Father Thomas stands at the pulpit, solemn and unwavering, his voice echoing through the cavernous church.
“Eugene Raskovic died because it was written in his destiny,” Father Thomas proclaims. “All who perish do so at destiny’s decree.”
But Zev remembers vividly. He remembers the gurgle of a severed throat, the warmth of blood spilling over his hands, the final rattling breath as Eugene Raskovic’s life seeps away on the cold office floor.
Destiny he says?
Who is she? This nameless, faceless thing they so willingly bow to? Did she hold the blade with him that night? Did she whisper in Eugene Raskovic’s ears as Zev carved the old man’s fate into his flesh?
No.
Only Zev played god that night. And yet Father Thomas credited his work to some unseen force, absolving the guilty with the poetry of fate.
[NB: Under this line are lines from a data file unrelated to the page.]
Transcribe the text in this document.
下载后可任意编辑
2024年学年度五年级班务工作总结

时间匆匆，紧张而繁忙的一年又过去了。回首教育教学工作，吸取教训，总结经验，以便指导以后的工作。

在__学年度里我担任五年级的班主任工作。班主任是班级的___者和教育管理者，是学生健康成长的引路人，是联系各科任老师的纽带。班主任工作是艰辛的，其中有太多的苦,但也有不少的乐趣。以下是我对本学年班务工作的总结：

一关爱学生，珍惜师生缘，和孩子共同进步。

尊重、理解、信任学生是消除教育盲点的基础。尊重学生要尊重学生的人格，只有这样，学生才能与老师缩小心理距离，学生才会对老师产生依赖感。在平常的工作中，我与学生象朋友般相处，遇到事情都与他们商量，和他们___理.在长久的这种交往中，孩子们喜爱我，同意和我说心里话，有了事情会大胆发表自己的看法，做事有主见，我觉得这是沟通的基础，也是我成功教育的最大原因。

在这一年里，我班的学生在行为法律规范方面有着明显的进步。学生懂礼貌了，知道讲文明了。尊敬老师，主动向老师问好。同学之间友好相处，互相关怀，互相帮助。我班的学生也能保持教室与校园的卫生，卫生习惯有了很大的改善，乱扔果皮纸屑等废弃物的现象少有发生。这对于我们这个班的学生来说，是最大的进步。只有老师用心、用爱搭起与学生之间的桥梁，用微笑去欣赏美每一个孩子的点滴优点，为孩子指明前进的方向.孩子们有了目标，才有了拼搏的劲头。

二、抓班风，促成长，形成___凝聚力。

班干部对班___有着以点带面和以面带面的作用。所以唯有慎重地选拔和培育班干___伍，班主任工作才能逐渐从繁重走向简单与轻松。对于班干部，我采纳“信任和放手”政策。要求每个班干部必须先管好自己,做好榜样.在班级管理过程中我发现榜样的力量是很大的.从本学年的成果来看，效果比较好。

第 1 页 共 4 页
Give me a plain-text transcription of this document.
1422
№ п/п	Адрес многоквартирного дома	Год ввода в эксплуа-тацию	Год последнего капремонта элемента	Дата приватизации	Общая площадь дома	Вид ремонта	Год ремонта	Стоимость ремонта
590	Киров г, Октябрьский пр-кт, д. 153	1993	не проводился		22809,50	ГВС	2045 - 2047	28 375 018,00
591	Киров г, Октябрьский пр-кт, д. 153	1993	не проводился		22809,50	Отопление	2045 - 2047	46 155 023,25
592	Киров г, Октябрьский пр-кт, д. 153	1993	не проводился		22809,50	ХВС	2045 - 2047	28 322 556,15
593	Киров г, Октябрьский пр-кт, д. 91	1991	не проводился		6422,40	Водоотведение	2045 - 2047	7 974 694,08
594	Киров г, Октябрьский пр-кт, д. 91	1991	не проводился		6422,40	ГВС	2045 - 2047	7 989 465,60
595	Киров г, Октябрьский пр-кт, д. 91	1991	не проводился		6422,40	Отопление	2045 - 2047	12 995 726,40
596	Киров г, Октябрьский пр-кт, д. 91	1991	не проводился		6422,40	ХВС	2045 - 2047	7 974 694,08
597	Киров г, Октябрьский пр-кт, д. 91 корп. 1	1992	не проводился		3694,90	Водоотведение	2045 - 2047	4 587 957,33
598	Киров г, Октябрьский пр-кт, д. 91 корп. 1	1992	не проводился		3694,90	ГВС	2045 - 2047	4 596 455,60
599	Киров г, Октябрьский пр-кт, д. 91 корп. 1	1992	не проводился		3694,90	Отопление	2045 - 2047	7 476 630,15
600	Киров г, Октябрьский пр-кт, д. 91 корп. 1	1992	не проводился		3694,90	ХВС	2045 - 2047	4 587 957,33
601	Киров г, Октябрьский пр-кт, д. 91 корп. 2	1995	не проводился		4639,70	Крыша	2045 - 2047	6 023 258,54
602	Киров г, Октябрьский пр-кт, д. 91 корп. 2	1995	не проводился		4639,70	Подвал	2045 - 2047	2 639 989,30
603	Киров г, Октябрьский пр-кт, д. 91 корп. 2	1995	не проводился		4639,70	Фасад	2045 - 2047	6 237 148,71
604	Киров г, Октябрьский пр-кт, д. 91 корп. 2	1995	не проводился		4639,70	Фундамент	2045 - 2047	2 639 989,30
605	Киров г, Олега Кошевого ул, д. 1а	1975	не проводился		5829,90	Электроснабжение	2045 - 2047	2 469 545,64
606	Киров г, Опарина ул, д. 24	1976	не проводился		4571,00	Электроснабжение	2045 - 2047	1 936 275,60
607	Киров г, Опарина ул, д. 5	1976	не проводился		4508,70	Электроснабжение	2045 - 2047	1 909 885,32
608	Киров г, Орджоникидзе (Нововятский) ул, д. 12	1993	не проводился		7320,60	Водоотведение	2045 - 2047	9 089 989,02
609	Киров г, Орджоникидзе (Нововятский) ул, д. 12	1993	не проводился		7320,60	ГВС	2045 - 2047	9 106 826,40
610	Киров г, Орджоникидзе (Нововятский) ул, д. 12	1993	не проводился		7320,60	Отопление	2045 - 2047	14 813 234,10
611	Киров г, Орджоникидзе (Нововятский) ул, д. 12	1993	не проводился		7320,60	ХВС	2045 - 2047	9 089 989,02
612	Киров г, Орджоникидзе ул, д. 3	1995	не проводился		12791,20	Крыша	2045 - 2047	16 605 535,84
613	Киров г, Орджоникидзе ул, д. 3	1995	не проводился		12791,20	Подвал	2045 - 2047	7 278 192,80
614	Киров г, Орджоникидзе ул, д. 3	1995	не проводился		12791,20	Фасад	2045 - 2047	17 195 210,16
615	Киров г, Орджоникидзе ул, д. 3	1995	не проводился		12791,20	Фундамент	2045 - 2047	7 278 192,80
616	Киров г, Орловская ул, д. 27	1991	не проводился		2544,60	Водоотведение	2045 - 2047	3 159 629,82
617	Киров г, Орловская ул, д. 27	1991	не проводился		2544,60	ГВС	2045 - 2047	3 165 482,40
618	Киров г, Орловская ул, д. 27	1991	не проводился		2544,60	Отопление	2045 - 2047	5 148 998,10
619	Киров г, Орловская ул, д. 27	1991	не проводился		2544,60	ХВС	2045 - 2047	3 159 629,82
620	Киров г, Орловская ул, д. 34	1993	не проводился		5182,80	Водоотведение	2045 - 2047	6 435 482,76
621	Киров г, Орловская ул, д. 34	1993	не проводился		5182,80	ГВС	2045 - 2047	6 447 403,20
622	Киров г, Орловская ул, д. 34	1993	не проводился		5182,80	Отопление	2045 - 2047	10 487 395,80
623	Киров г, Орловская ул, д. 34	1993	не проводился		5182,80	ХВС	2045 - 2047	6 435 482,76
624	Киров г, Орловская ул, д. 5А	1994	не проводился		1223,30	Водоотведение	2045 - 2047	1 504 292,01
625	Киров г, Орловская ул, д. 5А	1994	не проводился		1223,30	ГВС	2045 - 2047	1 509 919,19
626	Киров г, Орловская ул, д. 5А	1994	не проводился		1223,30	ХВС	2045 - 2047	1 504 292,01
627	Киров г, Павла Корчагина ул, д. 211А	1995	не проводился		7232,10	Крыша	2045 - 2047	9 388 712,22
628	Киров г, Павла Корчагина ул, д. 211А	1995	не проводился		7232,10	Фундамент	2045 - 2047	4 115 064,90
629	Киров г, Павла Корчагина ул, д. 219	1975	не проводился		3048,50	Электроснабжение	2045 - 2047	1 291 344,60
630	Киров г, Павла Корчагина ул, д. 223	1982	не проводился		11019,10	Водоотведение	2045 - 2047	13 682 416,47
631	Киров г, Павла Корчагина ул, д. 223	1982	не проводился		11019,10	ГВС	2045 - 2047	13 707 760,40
Maybe if Father Thomas sees this soldier now—and the countless other men whose lives he has taken in the past—he will credit it to destiny again. Fucking destiny.
But it is not destiny. Never that faceless, nonexistent entity.
It’s Zev.
Has always been Zev. Because when it comes to your life, Zev won’t leave it to destiny or fate. He would be fate. He will be destiny, the devil, even God—whatever it will take to decide how your story ends.
An ominous breeze circles around the dead soldier’s body; death, who has come to collect another soul, the second one he will be collecting in this room today. And this won’t be the last. A hunger has been awoken. Zev won’t stop until mangled bodies lie around, eyes hollow, fingers splintered, the city painted with their blood.